Numerical modelling of the long-term effects of XCC piling in fine-grained soil

Abstract

Although the development and utilization of X-section cast-in-place concrete (XCC) pile have been reported for some time, the long-term effects of XCC piling in fine-grained soil, in particular the set-up effects, have received little attention. This paper reports a coupled effective analysis of XCC piling using the dual-stage Eulerian-Lagrangian (DSEL) technique. The pile installation and subsequent soil consolidation was explicitly and consecutively modelled. The generation of excess pore pressure and alteration of stress states during the pile installation were explored. The distribution and magnitude of effective normal stress at pile/soil interface, in particular its evolution with time, were investigated.
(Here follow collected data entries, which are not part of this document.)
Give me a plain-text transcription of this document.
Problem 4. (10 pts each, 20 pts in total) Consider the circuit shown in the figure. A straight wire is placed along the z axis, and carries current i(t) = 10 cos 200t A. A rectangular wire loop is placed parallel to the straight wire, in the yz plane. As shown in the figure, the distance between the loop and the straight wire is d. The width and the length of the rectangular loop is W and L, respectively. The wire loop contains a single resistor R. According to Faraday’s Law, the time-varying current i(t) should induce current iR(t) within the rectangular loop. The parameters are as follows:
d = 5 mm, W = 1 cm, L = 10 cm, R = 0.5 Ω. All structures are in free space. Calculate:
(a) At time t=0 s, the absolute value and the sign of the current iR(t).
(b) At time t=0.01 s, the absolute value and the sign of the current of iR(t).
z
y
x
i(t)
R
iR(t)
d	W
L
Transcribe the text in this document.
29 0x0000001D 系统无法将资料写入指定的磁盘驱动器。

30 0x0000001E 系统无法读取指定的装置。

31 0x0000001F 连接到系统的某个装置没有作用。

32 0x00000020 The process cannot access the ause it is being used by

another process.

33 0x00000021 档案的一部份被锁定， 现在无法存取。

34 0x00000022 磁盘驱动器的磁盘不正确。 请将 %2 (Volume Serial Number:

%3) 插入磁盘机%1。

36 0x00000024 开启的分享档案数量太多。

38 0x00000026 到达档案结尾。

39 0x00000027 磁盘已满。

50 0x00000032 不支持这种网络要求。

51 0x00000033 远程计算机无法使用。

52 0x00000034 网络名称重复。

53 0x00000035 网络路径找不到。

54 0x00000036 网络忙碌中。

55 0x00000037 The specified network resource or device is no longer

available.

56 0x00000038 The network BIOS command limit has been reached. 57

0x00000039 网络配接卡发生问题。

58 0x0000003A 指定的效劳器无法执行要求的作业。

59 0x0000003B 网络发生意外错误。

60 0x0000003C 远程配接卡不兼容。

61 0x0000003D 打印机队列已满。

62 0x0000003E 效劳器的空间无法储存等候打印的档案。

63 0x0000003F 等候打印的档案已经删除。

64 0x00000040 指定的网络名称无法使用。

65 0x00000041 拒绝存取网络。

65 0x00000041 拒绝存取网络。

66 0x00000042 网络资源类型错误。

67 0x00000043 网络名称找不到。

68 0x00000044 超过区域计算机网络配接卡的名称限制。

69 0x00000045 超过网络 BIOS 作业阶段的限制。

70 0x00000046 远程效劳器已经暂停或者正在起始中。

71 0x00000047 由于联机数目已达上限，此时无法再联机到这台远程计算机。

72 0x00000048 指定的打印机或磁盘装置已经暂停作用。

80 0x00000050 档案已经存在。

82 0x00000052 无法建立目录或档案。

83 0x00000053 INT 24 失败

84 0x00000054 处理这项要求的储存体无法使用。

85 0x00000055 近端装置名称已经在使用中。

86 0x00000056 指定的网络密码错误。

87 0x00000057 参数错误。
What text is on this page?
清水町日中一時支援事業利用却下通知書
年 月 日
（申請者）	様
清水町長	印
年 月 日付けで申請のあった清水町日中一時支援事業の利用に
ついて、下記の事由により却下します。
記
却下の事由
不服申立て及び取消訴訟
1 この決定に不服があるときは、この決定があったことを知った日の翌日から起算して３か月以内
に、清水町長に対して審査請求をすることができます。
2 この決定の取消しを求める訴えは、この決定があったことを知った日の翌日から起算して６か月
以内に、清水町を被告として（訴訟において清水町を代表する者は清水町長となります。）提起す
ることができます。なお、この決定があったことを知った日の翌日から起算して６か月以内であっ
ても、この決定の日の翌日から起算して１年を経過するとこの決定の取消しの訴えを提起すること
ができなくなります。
The influence of set-up effects on the XCC pile shaft resistance was assessed and quantified. It was found out, although the shaft resistances of both XCC and circular pile develops substantially with time, the consolidation in the wake of XCC pile installation can bring in more capacity enhancements and therefore practical benefits. The ultimate shaft resistance of XCC pile is 45% higher than that of the circular pile of the same cross-sectional area. Additionally, practical advice was given on how to optimize of the cross-sectional shape of XCC piles to take full advantage of set-up effects and achieve economical designs.